Hacking is bad, hacking is illegal - there's a host of legislation backing up this assertion from normal criminal law to very specific sections of the UK Computer Misuse Acts. Moving outside the UK there's plenty of European privacy legislation in place to prevent hacking of devices, computers and accessing people's data without their permission. In fact many people worried about privacy across the world deliberately use a British VPN in order to utilise this legislation.
However it appears in all this legislation there's a single loophole, a way that you can bypass all this legislation and do whatever you want to anything or anyone online. The solution is to work for GCHQ and then it appears that you'll have carte blanche to hack into computers, camera, phones, install malware and keyloggers and pretty much anything else you decide you must do to fight crime and terrorism.
Some people think this is wrong, and the campaigners at Privacy International have just completed a legal challenge of these practices to the Investigatory Powers Tribunal - read about it here. It's simply a complaint that the GCHQ shouldn't be allowed to act like some State sponsored hacking organisation at least whilst it's part of a country which is supposed to uphold principles of democracy, human rights and free speech.
There's plenty of evidence pointing that GCHQ has been involved in all sorts of covert surveillance and hacking. In fact they actually admitted that their agents hack all sorts of devices both within the UK and abroad during the hearings. Although they also stated that they have changed their working practices and now adhere to the new working practices published by the Home Office recently.
It seems not to matter as Privacy International asserted that "Hacking is one of the most intrusive surveillance capabilities available to intelligence agencies", or that until they were 'outed' by Edward Snowden and the like that the practices were denied. There was little talk of guidelines and codes of conduct before GCHQ were caught and it would be no real surprise if they simply pay lip service to the advisory documents.
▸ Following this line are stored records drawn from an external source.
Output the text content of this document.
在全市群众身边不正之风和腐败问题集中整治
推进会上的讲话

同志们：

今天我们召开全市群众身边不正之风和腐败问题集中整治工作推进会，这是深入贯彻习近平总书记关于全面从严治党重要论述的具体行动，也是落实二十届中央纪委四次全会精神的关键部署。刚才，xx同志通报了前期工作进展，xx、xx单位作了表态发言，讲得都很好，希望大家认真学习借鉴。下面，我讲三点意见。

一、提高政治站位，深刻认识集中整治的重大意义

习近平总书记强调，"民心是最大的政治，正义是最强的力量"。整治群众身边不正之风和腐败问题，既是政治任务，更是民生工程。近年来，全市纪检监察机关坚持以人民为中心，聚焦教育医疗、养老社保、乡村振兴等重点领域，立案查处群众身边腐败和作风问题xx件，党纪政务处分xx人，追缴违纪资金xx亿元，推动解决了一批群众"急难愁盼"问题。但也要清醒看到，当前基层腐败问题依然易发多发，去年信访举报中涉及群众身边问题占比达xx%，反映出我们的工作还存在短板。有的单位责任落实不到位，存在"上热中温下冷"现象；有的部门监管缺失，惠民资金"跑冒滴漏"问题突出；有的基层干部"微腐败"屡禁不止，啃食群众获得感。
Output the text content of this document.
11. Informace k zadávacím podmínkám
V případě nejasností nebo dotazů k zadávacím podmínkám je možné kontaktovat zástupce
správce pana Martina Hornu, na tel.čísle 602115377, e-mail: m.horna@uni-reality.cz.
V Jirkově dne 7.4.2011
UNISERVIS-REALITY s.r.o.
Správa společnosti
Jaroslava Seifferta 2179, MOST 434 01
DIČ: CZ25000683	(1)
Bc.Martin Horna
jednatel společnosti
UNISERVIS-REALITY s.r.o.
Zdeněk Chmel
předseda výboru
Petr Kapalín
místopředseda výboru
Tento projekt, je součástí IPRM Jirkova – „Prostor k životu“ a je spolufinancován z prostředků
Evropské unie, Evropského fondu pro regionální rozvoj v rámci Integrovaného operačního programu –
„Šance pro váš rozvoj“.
The practice of the State routinely and legitimately being able to hack anything or anyone they like routinely is clearly very worrying. People's online privacy is being hugely impacted by the policy of simply trawling for criminals rather than specifically investigating and targeting wrong doers online. IT's hardly surprising that the more innocent people are being spied on the more difficult it will become, with many people actively using encryption or seeking to buy proxy or VPN servers to hide their online activity.
Phillip Hammond smugly announced that the laws and practices of the UK security and intelligence services have been scrutinised by an independent body and deemed to be lawful. However it is important to remember the denial of these initial practices by GCHQ and the very real threat that allowing a democratic state to legitimise the hacking of innocent people in order to fight terrorism.